The target has not been met since 2015. There have been four prime ministers in that time.
Ms Coffey said she recently endured a wait of nearly nine hours in A&E, adding: “I can absolutely say there will be no changes to the target for a four-hour wait in A&E.
“I believe it matters, and I’ll give you a personal experience recently.
“Just in July I went to A&E, I waited nearly nine hours myself to see a doctor and I still didn’t get any treatment.
“I was asked to go back the next day, so I went to a different hospital just three miles away and I was seen and treated appropriately.
“That’s the sort of variation that we’re seeing across the NHS.”
On ambulances being stuck outside hospitals for hours because they are unable to hand over patients, she pledged “a laser-like focus on handover delays”.
She said 45% of ambulance handover delays are occurring in 15 NHS hospital trusts.
She said: “The local NHS will be in intensive work with those trusts to create more capacity in hospitals, the equivalent of 7,000 more beds by this winter, through a combination of freeing up beds with a focus on discharge, and people also staying at home and being monitored remotely through the sort of technology that played such an important role during the pandemic.”
Ms Coffey said a £500 million fund would enable medically fit people to be discharged from hospital more quickly, supporting them to receive care in the community or their own homes instead.
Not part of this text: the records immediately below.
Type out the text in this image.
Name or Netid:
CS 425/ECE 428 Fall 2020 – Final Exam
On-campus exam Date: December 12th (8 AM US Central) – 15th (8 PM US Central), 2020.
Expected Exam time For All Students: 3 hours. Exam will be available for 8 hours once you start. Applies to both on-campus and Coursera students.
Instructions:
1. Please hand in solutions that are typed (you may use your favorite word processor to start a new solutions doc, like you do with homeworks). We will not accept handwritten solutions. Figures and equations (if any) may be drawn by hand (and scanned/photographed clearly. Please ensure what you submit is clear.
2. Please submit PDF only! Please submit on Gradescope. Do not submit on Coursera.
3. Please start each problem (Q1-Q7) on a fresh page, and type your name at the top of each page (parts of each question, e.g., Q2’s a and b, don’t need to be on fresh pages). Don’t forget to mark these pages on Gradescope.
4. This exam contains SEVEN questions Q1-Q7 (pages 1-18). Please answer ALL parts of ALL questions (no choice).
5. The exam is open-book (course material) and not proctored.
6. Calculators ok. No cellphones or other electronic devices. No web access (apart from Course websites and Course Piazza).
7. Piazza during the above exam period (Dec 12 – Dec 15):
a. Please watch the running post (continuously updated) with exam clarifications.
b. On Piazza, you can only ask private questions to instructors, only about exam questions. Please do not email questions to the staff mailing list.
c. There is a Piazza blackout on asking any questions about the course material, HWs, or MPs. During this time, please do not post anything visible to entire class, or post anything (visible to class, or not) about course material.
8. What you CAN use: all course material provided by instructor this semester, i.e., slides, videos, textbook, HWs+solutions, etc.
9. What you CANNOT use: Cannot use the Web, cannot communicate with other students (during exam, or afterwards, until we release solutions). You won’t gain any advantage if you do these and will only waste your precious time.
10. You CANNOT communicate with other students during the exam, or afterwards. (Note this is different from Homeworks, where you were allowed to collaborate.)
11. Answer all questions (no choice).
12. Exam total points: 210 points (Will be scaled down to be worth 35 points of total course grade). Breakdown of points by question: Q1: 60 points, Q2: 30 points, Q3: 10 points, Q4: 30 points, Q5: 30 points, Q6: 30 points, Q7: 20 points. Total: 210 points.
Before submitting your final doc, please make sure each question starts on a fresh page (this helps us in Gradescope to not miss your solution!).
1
The number of 999 and NHS 111 call handlers will also be increased to answer calls more quickly, she told MPs.
Ms Coffey also said the Government will be “exploring the creation of an ambulance auxiliary service”.
She said the NHS “will need a true national endeavour”, adding that she wanted to draw on the “energy and enthusiasm” of people who volunteered during the pandemic.
She added: “We will also be exploring the creation of an ambulance auxiliary service.”
Shadow health secretary Wes Streeting criticised Ms Coffey’s “Sesame Street” plan as he questioned how the Government will make it easier for patients to see a GP.
He told the House of Commons: “She says patients will be able to get a GP appointment within two weeks – her party scrapped the guarantee of an appointment within two days that Labour introduced when we were in government, and she made it clear this morning that this isn’t a guarantee at all, merely an expectation.
“What is the consequence if GPs don’t meet her expectation? Well, as we heard on the radio this morning, her message to patients is ‘get on your bike and find a new GP’. Are patients supposed to be grateful for this?”
The Royal College of GPs said it had not been consulted on the plans, and league tables will not “improve access or standards of care”.
The King’s Fund said GPs were struggling with demand and “setting new expectations and targets will not suddenly increase the capacity in general practice”.
Helen Buckingham, director of strategy at the Nuffield Trust think tank, said: “The truth is that we are chronically short of GPs, with the number of GPs per person in England falling year after year.
“Targets don’t create any more doctors.”